For a time in the mid-1980s, she found that alliance, and it was in a battle which was written off by too many of her contemporaries as the sad last gasp of the old left—the Miners Strike of 1984-1985. The strike itself was important, for the NUM’s fearlessness at a time in which most unions kidded themselves into thinking they could accommodate a government explicitly committed to the total destruction of trade union power. But she saw just as much hope in the extent of support for the strike elsewhere. What Massey (and Wainwright) found most remarkable was that the greatest solidarity was not in the unions or the Parliamentary Labour Party, but in ‘marginalised and oppressed groups’, whether feminist groups in Liverpool, ‘Lesbians and Gays Support the Miners in Southampton, Cardiff, Manchester, York, Glasgow and Edinburgh’, or in the way that ‘Afro-Caribbean groups, Cypriot groups, the Asian community and Turkish people have contributed and organised support’, something that often emerged out of common experiences of police brutality. This solidarity was reciprocated, with miners delegations sent down to ‘the multi-racial Carnival in Brent.’ There were support networks for the miners even in the ‘sunbelt’ of Milton Keynes and Cambridge, or in Hastings, where one contributor to the NUM’s Christmas Appeal wrote ‘thank God at least one union has the guts to stand up to her’. Here, she insisted, in these real events, rather than imaginary coalitions or common programmes, was a glimpse of a new socialist politics, being built in real time.

Defeat is inescapable in all these writings, for all their optimism. There’s an essay from 1985 where she expresses a hope that all this solidarity would lead to permanent links—after 2019, we know very well they were temporary. Similarly, reading the 2016 essay on Corbynism, there’s a bitter taste knowing what happened next, though Massey knew the stakes were high. There, the alliance that she saw happening was in how Corbynism drew on two age groups—roughly those in their twenties and those in their sixties—which were usually seen as opposed. But in much the same way that the people organising solidarity for the miners in Milton Keynes or Hastings could not take their neighbours with them, so the Corbynites in their sixties proved to be strikingly atypical of their cohort.
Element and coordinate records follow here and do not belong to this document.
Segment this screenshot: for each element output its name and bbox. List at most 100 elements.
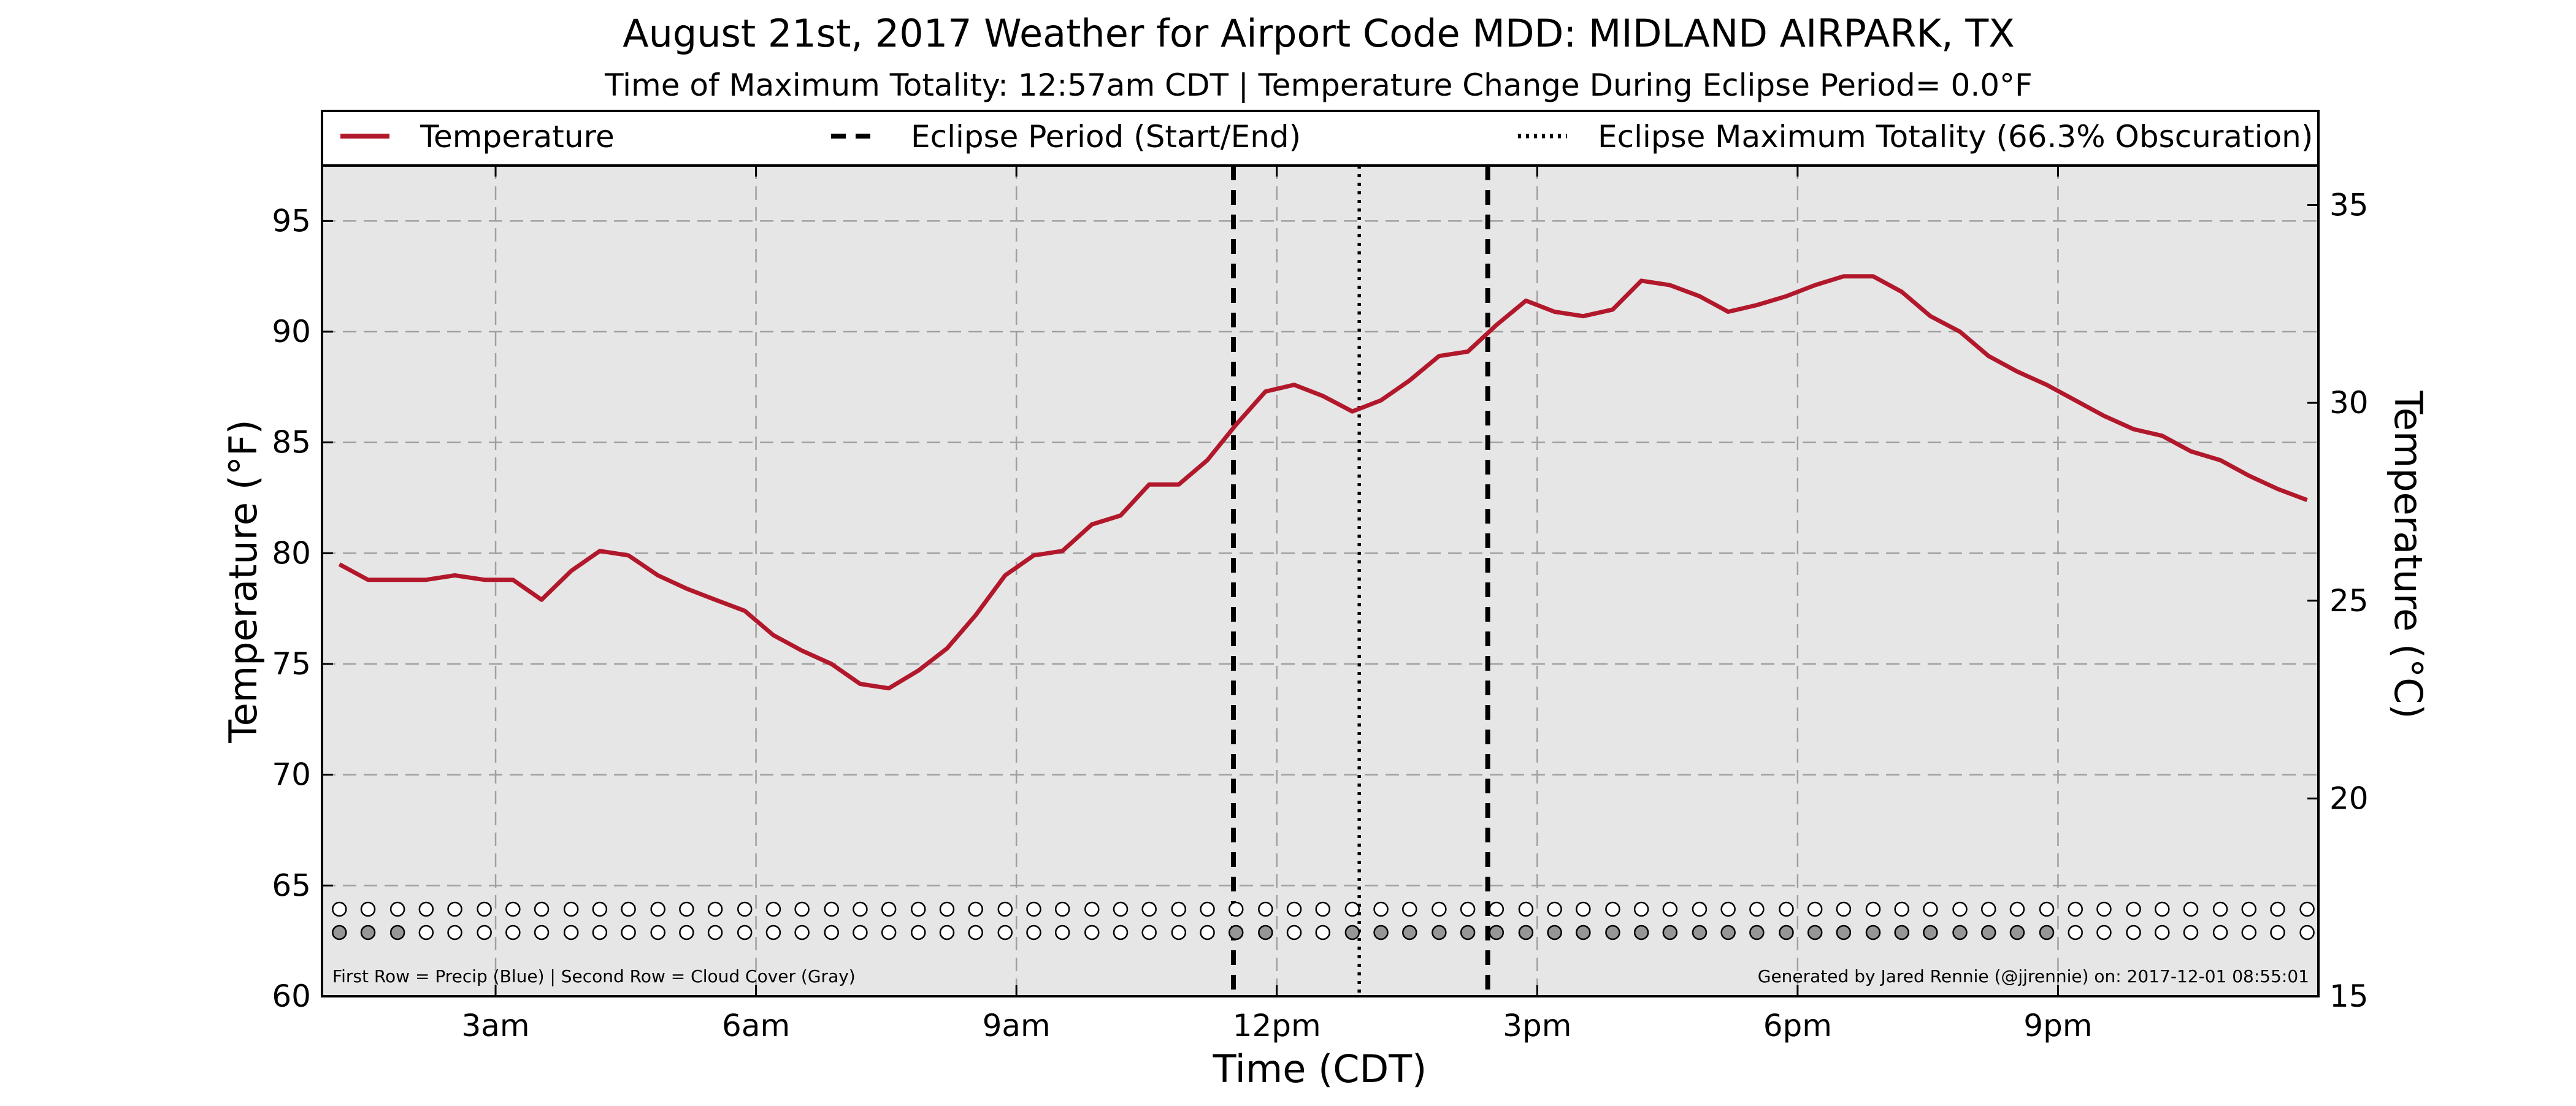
x-tick-label: 9am bbox=[983, 1008, 1051, 1043]
cloud-dot bbox=[824, 925, 839, 940]
cloud-dot bbox=[592, 925, 608, 940]
cloud-dot bbox=[360, 925, 376, 940]
eclipse-markers bbox=[1230, 166, 1490, 996]
precip-cloud-rows bbox=[332, 901, 2315, 940]
legend: Temperature Eclipse Period (Start/End) E… bbox=[321, 110, 2320, 167]
y-axis-label-right: Temperature (°C) bbox=[2386, 390, 2431, 719]
legend-label-eclipse-max: Eclipse Maximum Totality (66.3% Obscurat… bbox=[1598, 119, 2313, 154]
precip-dot bbox=[650, 901, 665, 917]
precip-dot bbox=[1662, 901, 1678, 917]
precip-dot bbox=[1402, 901, 1417, 917]
precip-dot bbox=[2096, 901, 2112, 917]
y-tick-label: 70 bbox=[272, 757, 311, 793]
cloud-dot bbox=[1258, 925, 1273, 940]
cloud-dot bbox=[2155, 925, 2170, 940]
precip-dot bbox=[2039, 901, 2055, 917]
precip-dot bbox=[1489, 901, 1505, 917]
cloud-dot bbox=[679, 925, 694, 940]
cloud-dot bbox=[794, 925, 810, 940]
precip-dot bbox=[1373, 901, 1389, 917]
legend-label-temperature: Temperature bbox=[420, 119, 615, 154]
precip-dot bbox=[997, 901, 1013, 917]
precip-dot bbox=[1228, 901, 1244, 917]
grid-lines bbox=[322, 166, 2318, 996]
precip-dot bbox=[1026, 901, 1041, 917]
y-tick-label: 60 bbox=[272, 978, 311, 1014]
cloud-dot bbox=[1720, 925, 1736, 940]
precip-dot bbox=[332, 901, 347, 917]
precip-dot bbox=[1692, 901, 1708, 917]
chart-title: August 21st, 2017 Weather for Airport Co… bbox=[623, 11, 2015, 56]
precip-dot bbox=[592, 901, 608, 917]
precip-dot bbox=[1460, 901, 1476, 917]
precip-dot bbox=[1749, 901, 1765, 917]
cloud-dot bbox=[2183, 925, 2199, 940]
cloud-dot bbox=[1749, 925, 1765, 940]
y2-tick-label: 30 bbox=[2329, 385, 2369, 421]
precip-dot bbox=[1084, 901, 1100, 917]
x-axis-label: Time (CDT) bbox=[1213, 1047, 1427, 1091]
precip-dot bbox=[1432, 901, 1447, 917]
cloud-dot bbox=[737, 925, 753, 940]
cloud-dot bbox=[1692, 925, 1708, 940]
precip-dot bbox=[447, 901, 462, 917]
cloud-dot bbox=[1373, 925, 1389, 940]
precip-dot bbox=[389, 901, 405, 917]
precip-dot bbox=[911, 901, 926, 917]
cloud-dot bbox=[2126, 925, 2141, 940]
cloud-dot bbox=[1315, 925, 1330, 940]
cloud-dot bbox=[1952, 925, 1968, 940]
plot-area bbox=[322, 166, 2318, 996]
cloud-dot bbox=[1460, 925, 1476, 940]
cloud-dot bbox=[1633, 925, 1649, 940]
y2-tick-label: 25 bbox=[2329, 583, 2369, 619]
y-tick-label: 80 bbox=[272, 535, 311, 571]
precip-dot bbox=[737, 901, 753, 917]
precip-dot bbox=[2241, 901, 2257, 917]
cloud-dot bbox=[505, 925, 521, 940]
cloud-dot bbox=[1171, 925, 1187, 940]
cloud-dot bbox=[2068, 925, 2083, 940]
cloud-dot bbox=[1402, 925, 1417, 940]
cloud-dot bbox=[1286, 925, 1302, 940]
cloud-dot bbox=[2096, 925, 2112, 940]
precip-dot bbox=[1605, 901, 1620, 917]
precip-dot bbox=[1720, 901, 1736, 917]
precip-dot bbox=[1894, 901, 1909, 917]
cloud-dot bbox=[534, 925, 550, 940]
cloud-dot bbox=[997, 925, 1013, 940]
cloud-dot bbox=[1865, 925, 1881, 940]
x-axis: 3am 6am 9am 12pm 3pm 6pm 9pm bbox=[461, 166, 2093, 1043]
cloud-dot bbox=[477, 925, 492, 940]
precip-dot bbox=[477, 901, 492, 917]
precip-dot bbox=[1113, 901, 1129, 917]
precip-dot bbox=[1633, 901, 1649, 917]
cloud-dot bbox=[2270, 925, 2285, 940]
precip-dot bbox=[1054, 901, 1070, 917]
x-tick-label: 9pm bbox=[2023, 1008, 2092, 1043]
precip-dot bbox=[2068, 901, 2083, 917]
precip-dot bbox=[1315, 901, 1330, 917]
precip-dot bbox=[418, 901, 434, 917]
precip-dot bbox=[1576, 901, 1591, 917]
cloud-dot bbox=[1836, 925, 1852, 940]
x-tick-label: 6am bbox=[722, 1008, 790, 1043]
precip-dot bbox=[2155, 901, 2170, 917]
cloud-dot bbox=[1923, 925, 1938, 940]
x-tick-label: 3am bbox=[461, 1008, 529, 1043]
precip-dot bbox=[968, 901, 983, 917]
cloud-dot bbox=[1141, 925, 1157, 940]
x-tick-label: 12pm bbox=[1233, 1008, 1321, 1043]
y-tick-label: 90 bbox=[272, 314, 311, 349]
precip-dot bbox=[679, 901, 694, 917]
cloud-dot bbox=[939, 925, 955, 940]
chart-subtitle: Time of Maximum Totality: 12:57am CDT | … bbox=[604, 67, 2033, 103]
precip-dot bbox=[707, 901, 723, 917]
precip-dot bbox=[1171, 901, 1187, 917]
precip-dot bbox=[1141, 901, 1157, 917]
cloud-dot bbox=[1605, 925, 1620, 940]
precip-dot bbox=[2299, 901, 2315, 917]
precip-dot bbox=[1865, 901, 1881, 917]
legend-box bbox=[321, 110, 2320, 167]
What Massey was doing here was describing moments, glimpses, where solidarities and alliances were being constructed that could, if encouraged, nurtured and maintained, change society for good. But defeat always has a demoralising effect, and smashes up these brief, fragile coalitions. I met Massey once, in the mid-2010s. She was on a panel with my friend Dawn Foster: two profoundly original and intelligent socialists from different generations. Both are now dead. The politics they believed in is routinely dragged through the mud by the world’s smuggest people. But these moments will keep happening, and eventually, one of them will turn this country upside down.